People had been killed because they had photos of Tigray leaders, even long ago, Zenebu said, and the photos were set on fire. While saying that some atrocities were committed by Ethiopian forces and Allied fighters in the neighboring Amhara region, she recognized the Eritreans by cheek marks and the Tigrinya dialect.

“I was more broken and more surprised to see Eritreans doing this because I felt a connection, speaking the same language,” Zenebu said. “I felt I shared more of the same struggle,” while others “do not know us as the Eritreans do.”

Residents tried to survive as food supplies declined. The electricity for grinding grains has disappeared and medical supplies have run out. “People are starving,” Zenebu said.

It was worse, she said, than in the 1980s, when famine and conflict swept through Tigray, and images of starving Ethiopians sounded a global alarm and he fled to Sudan.

Then, “there were no civilian robberies from house to house, arming hunger, ruthless killing,” she said. “It’s worse than before.”

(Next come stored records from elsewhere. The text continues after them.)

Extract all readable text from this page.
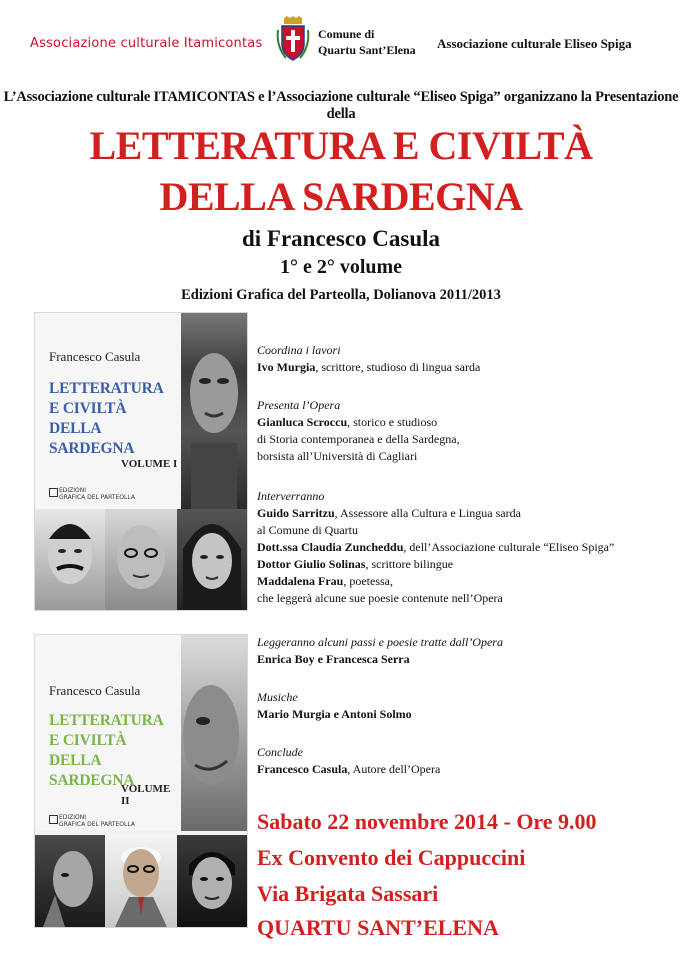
Associazione culturale Itamicontas
Comune di
Quartu Sant’Elena Associazione culturale Eliseo Spiga
L’Associazione culturale ITAMICONTAS e l’Associazione culturale “Eliseo Spiga” organizzano la Presentazione della
LETTERATURA E CIVILTÀ
DELLA SARDEGNA
di Francesco Casula
1° e 2° volume
Edizioni Grafica del Parteolla, Dolianova 2011/2013
Francesco Casula
LETTERATURA
E CIVILTÀ
DELLA SARDEGNA
VOLUME I
EDIZIONI
GRAFICA DEL PARTEOLLA
Francesco Casula
LETTERATURA
E CIVILTÀ
DELLA SARDEGNA
VOLUME II
EDIZIONI
GRAFICA DEL PARTEOLLA
Coordina i lavori
Ivo Murgia, scrittore, studioso di lingua sarda
Presenta l’Opera
Gianluca Scroccu, storico e studioso
di Storia contemporanea e della Sardegna,
borsista all’Università di Cagliari
Interverranno
Guido Sarritzu, Assessore alla Cultura e Lingua sarda
al Comune di Quartu
Dott.ssa Claudia Zuncheddu, dell’Associazione culturale “Eliseo Spiga”
Dottor Giulio Solinas, scrittore bilingue
Maddalena Frau, poetessa,
che leggerà alcune sue poesie contenute nell’Opera
Leggeranno alcuni passi e poesie tratte dall’Opera
Enrica Boy e Francesca Serra
Musiche
Mario Murgia e Antoni Solmo
Conclude
Francesco Casula, Autore dell’Opera
Sabato 22 novembre 2014 - Ore 9.00
Ex Convento dei Cappuccini
Via Brigata Sassari
QUARTU SANT’ELENA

Zenubu eventually managed to leave Hawzen and reach the capital of Tigray, Mekele, after pretending to be a resident and mingling with others traveling there. She called her family in the US, crying hysterically.

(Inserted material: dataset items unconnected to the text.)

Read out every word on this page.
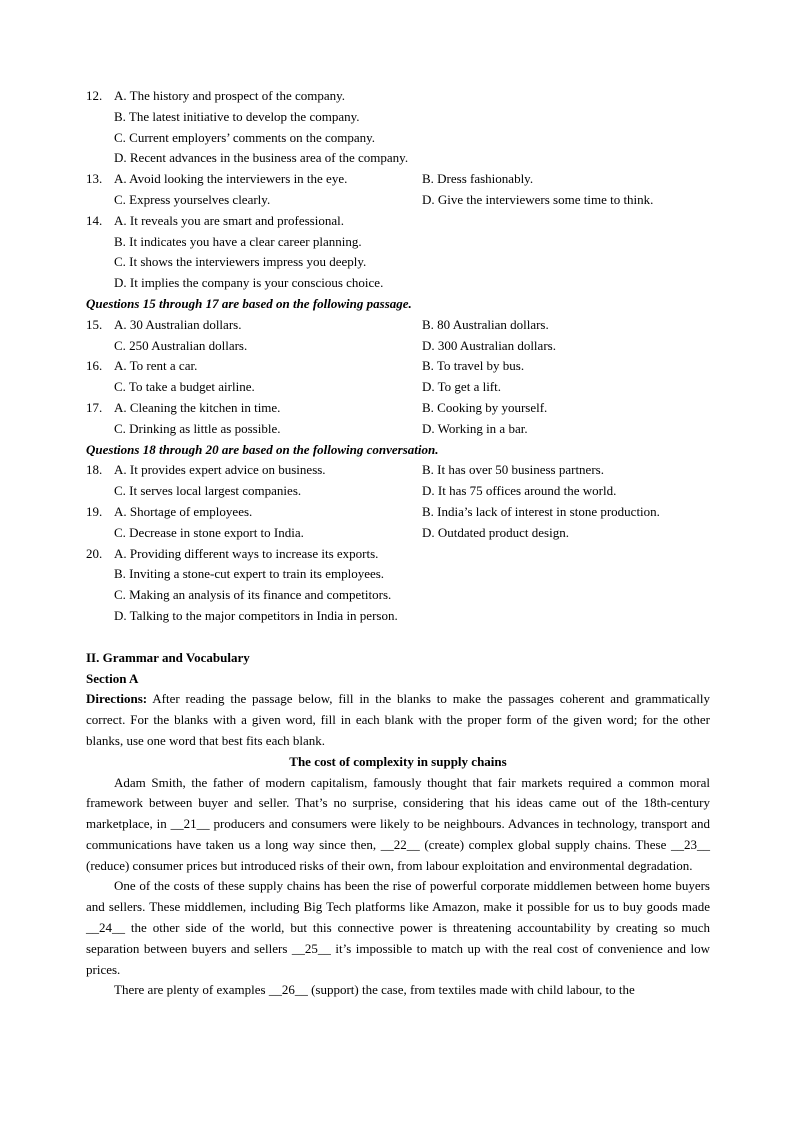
12. A. The history and prospect of the company.
B. The latest initiative to develop the company.
C. Current employers’ comments on the company.
D. Recent advances in the business area of the company.
13. A. Avoid looking the interviewers in the eye.	B. Dress fashionably.
C. Express yourselves clearly.	D. Give the interviewers some time to think.
14. A. It reveals you are smart and professional.
B. It indicates you have a clear career planning.
C. It shows the interviewers impress you deeply.
D. It implies the company is your conscious choice.
Questions 15 through 17 are based on the following passage.
15. A. 30 Australian dollars.	B. 80 Australian dollars.
C. 250 Australian dollars.	D. 300 Australian dollars.
16. A. To rent a car.	B. To travel by bus.
C. To take a budget airline.	D. To get a lift.
17. A. Cleaning the kitchen in time.	B. Cooking by yourself.
C. Drinking as little as possible.	D. Working in a bar.
Questions 18 through 20 are based on the following conversation.
18. A. It provides expert advice on business.	B. It has over 50 business partners.
C. It serves local largest companies.	D. It has 75 offices around the world.
19. A. Shortage of employees.	B. India’s lack of interest in stone production.
C. Decrease in stone export to India.	D. Outdated product design.
20. A. Providing different ways to increase its exports.
B. Inviting a stone-cut expert to train its employees.
C. Making an analysis of its finance and competitors.
D. Talking to the major competitors in India in person.
II. Grammar and Vocabulary
Section A

Directions: After reading the passage below, fill in the blanks to make the passages coherent and grammatically correct. For the blanks with a given word, fill in each blank with the proper form of the given word; for the other blanks, use one word that best fits each blank.

The cost of complexity in supply chains

Adam Smith, the father of modern capitalism, famously thought that fair markets required a common moral framework between buyer and seller. That’s no surprise, considering that his ideas came out of the 18th-century marketplace, in __21__ producers and consumers were likely to be neighbours. Advances in technology, transport and communications have taken us a long way since then, __22__ (create) complex global supply chains. These __23__ (reduce) consumer prices but introduced risks of their own, from labour exploitation and environmental degradation.

One of the costs of these supply chains has been the rise of powerful corporate middlemen between home buyers and sellers. These middlemen, including Big Tech platforms like Amazon, make it possible for us to buy goods made __24__ the other side of the world, but this connective power is threatening accountability by creating so much separation between buyers and sellers __25__ it’s impossible to match up with the real cost of convenience and low prices.

There are plenty of examples __26__ (support) the case, from textiles made with child labour, to the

“I just wanted to say I’m alive,” she said. Now she can’t reach her mother.

Her account, like many others, cannot be verified until communication links with Tigray are completely restored – and even then, people in Ethiopia worry that phone calls are being monitored.

But another person who escaped Hawzen and arrived in the US this month told the AP that Eritrean soldiers are “everywhere” and have confirmed their killing and robbery. He also identified them by their dialect.

“The same blood, the same language,” he said, noting his close ties to the Tigers. “I don’t know why they killed him.” He spoke on condition of anonymity for fear of his relatives.

“We are investigating credible reports of a range of abuses by Eritrean forces in central Tigray, including extrajudicial executions of civilians, widespread robberies and damage to public and private property, including hospitals,” said Human Rights Watch researcher Laetitia Bader. , urging “immediate international control” and a UN-led investigation.

Other accounts come from the nearly 60,000 refugees who fled to Sudan.

“My five brothers and my mother are in Axum,” near the Eritrean border, a refugee doctor, Tewodros Tefera, told the AP. “People in Axum said Eritrean forces killed many young people.”

“I don’t know if my brothers are alive,” he said of his brothers, who are between 25 and 35 years old. His phone calls don’t go through.

A woman now in the US after she managed to leave Axum, who only gave her first name, Woinshet, cried while telling the AP that she thinks she survived because she showed the Eritrean soldiers her US passport instead of a local identity card.

“There is no (military) camp in Axum, only monasteries,” she said, recalling the bodies left on the streets. “Why am I there?”

Other survivors fled Eritrean soldiers in remote areas of Tigray and called to say they had been living on dried leaves and fruit for weeks.

“I don’t know how people stay alive,” Tewodros said.